Hardware Disaggregation: Demand Extending Beyond Expectations

Rick Talbot
Rick Talbot

Summary Bullets:

  • ICPs are deploying disaggregated solutions across their networks; data center operator interest in specialized DCI solutions for data centers also reflects this trend.
  • AT&T appears to have taken up the trend as it deploys disaggregated OLTs and proposes disaggregation of additional network equipment.

As I pointed out in a blog post last month, the capabilities introduced by SDN set the stage to present a radical possibility for the network: network element disaggregation (or, in the rest of this post, simply disaggregation). Though this concept would appear to be strictly in the purview of the academic community, several large network operators have called for disaggregation (either by name or perhaps by other names) over the past year. Demand for disaggregation exists beyond the theoretical.

Google provided an early example of disaggregation when it developed and deployed its B4 SDN network, replacing off-the-shelf routers with do-it-yourself (DIY) network switches. The company expanded these concepts while it developed succeeding versions of its data center network, as it presented at the ACM SIGCOMM 2015 conference last month. For these designs, Google optimized combinations of best-of-breed components for specific portions of its intra-data center network rather than employ commercial Ethernet (or data center fabric) switches. Facebook indicated that it was moving in a similar direction with its ‘6-pack’ open hardware modular switch. Facebook is also pushing disaggregation into its optics, especially within the data center as it seeks to purchase directly from optical module manufacturers. At OFC 2015, Microsoft rattled optical systems vendors by participating in the Consortium for On-Board Optics (COBO), clearly participating in module design, and proposed an ‘open line system’ (OLS), which would eliminate electrical OTU switching. These moves indicate that the Internet content providers (ICPs) are favoring disaggregation.

While the ICPs are embracing the disaggregation concept, many data center operators appear to be following a similar track as they express interest in transport-only data center interconnection (DCI) platforms. On the other hand, if any telecommunications business segment would hold on to the converged packet-optical network, surely it would be the traditional telcos. After all, Verizon issued the original packet-optical transport platform RFP in 2007, and awarded Ciena and Cisco business for deploying next-generation metro packet-optical transport platforms in early 2015.
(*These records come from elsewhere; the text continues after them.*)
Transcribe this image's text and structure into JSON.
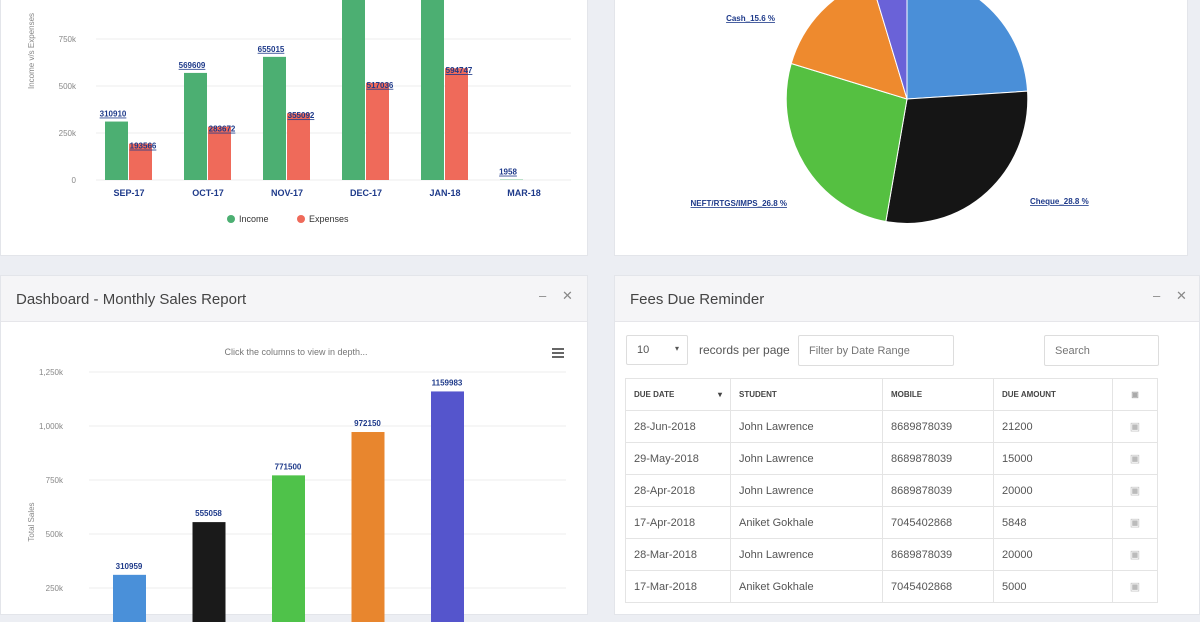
{
  "income_chart": {
    "chart_data": {
      "type": "bar",
      "ylabel": "Income v/s Expenses",
      "categories": [
        "SEP-17",
        "OCT-17",
        "NOV-17",
        "DEC-17",
        "JAN-18",
        "MAR-18"
      ],
      "series": [
        {
          "name": "Income",
          "color": "#4caf72",
          "values": [
            310910,
            569609,
            655015,
            1050000,
            1050000,
            1958
          ],
          "labels": [
            "310910",
            "569609",
            "655015",
            "",
            "",
            "1958"
          ]
        },
        {
          "name": "Expenses",
          "color": "#ef6a5a",
          "values": [
            193566,
            283672,
            355092,
            517036,
            594747,
            0
          ],
          "labels": [
            "193566",
            "283672",
            "355092",
            "517036",
            "594747",
            ""
          ]
        }
      ],
      "yticks": [
        "0",
        "250k",
        "500k",
        "750k"
      ],
      "ylim": [
        0,
        1000000
      ],
      "grid": true,
      "legend": "bottom"
    }
  },
  "payment_chart": {
    "chart_data": {
      "type": "pie",
      "slices": [
        {
          "label": "",
          "value": 24.0,
          "color": "#4a8fd8"
        },
        {
          "label": "Cheque_28.8 %",
          "value": 28.8,
          "color": "#151515"
        },
        {
          "label": "NEFT/RTGS/IMPS_26.8 %",
          "value": 26.8,
          "color": "#55c041"
        },
        {
          "label": "Cash_15.6 %",
          "value": 15.6,
          "color": "#ee8a2e"
        },
        {
          "label": "",
          "value": 4.8,
          "color": "#6a62d8"
        }
      ]
    }
  },
  "sales_panel": {
    "title": "Dashboard - Monthly Sales Report",
    "subtitle": "Click the columns to view in depth...",
    "chart_data": {
      "type": "bar",
      "ylabel": "Total Sales",
      "yticks": [
        "250k",
        "500k",
        "750k",
        "1,000k",
        "1,250k"
      ],
      "ylim": [
        250000,
        1250000
      ],
      "grid": true,
      "values": [
        310959,
        555058,
        771500,
        972150,
        1159983
      ],
      "labels": [
        "310959",
        "555058",
        "771500",
        "972150",
        "1159983"
      ],
      "colors": [
        "#4a90d9",
        "#1a1a1a",
        "#4fc24a",
        "#e8862e",
        "#5555cc"
      ]
    }
  },
  "fees_panel": {
    "title": "Fees Due Reminder",
    "page_size": "10",
    "records_label": "records per page",
    "date_filter_placeholder": "Filter by Date Range",
    "search_placeholder": "Search",
    "columns": [
      "DUE DATE",
      "STUDENT",
      "MOBILE",
      "DUE AMOUNT"
    ],
    "rows": [
      [
        "28-Jun-2018",
        "John Lawrence",
        "8689878039",
        "21200"
      ],
      [
        "29-May-2018",
        "John Lawrence",
        "8689878039",
        "15000"
      ],
      [
        "28-Apr-2018",
        "John Lawrence",
        "8689878039",
        "20000"
      ],
      [
        "17-Apr-2018",
        "Aniket Gokhale",
        "7045402868",
        "5848"
      ],
      [
        "28-Mar-2018",
        "John Lawrence",
        "8689878039",
        "20000"
      ],
      [
        "17-Mar-2018",
        "Aniket Gokhale",
        "7045402868",
        "5000"
      ]
    ]
  }
}
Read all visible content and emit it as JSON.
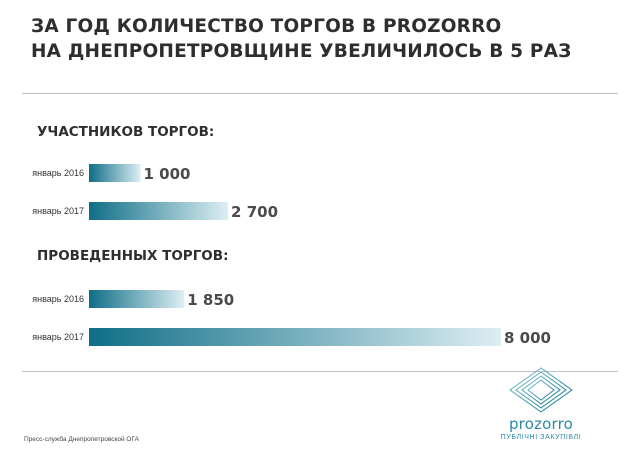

However, even the telcos are seeking to virtualize network functions in next-generation central offices that will look much like data centers (and use techniques that are employed by perhaps their most threatening competitors, the ICPs). AT&T, which is developing its virtualization capabilities through the Domain 2.0 initiative, recently proposed disaggregation by name at the Open Networking Summit (ONS) 2015, and described its disaggregation initiatives in an associated blog post. In the post, AT&T reveals that the company’s new GigaPower (U-verse) service – which provides 1 Gbps ultra-broadband connectivity to end users – will be progressively enabled by implementing virtualized network functions on COTS servers. AT&T’s plans are to move toward a virtualized OLT (vOLT) solution in which it will ‘break out’ subsystems of the OLT, for example, by releasing commodity hardware specs into open source (via the Open Compute Project), with the idea of virtualizing the GPON OLT line cards. The goal of AT&T’s vOLT initiative is fairly straightforward: generate additional CapEx and OpEx savings – i.e., through lower power consumption and more efficiency network scaling. However, AT&T’s disaggregation targets are not simply OLTs; the blog post also calls out broadband network gateways and Ethernet aggregation switches for disaggregation.

The move towards disaggregation was probably to be expected of the ICPs, since they appear to have a DIY gene anyway, and data center operators were bound to follow since their operating environments are practically identical (scale being the major difference). However, the rapid development of telco interest in disaggregation (at least by AT&T) is surprising, and could signal the beginning of a massive disruption of the systems vendor marketplace.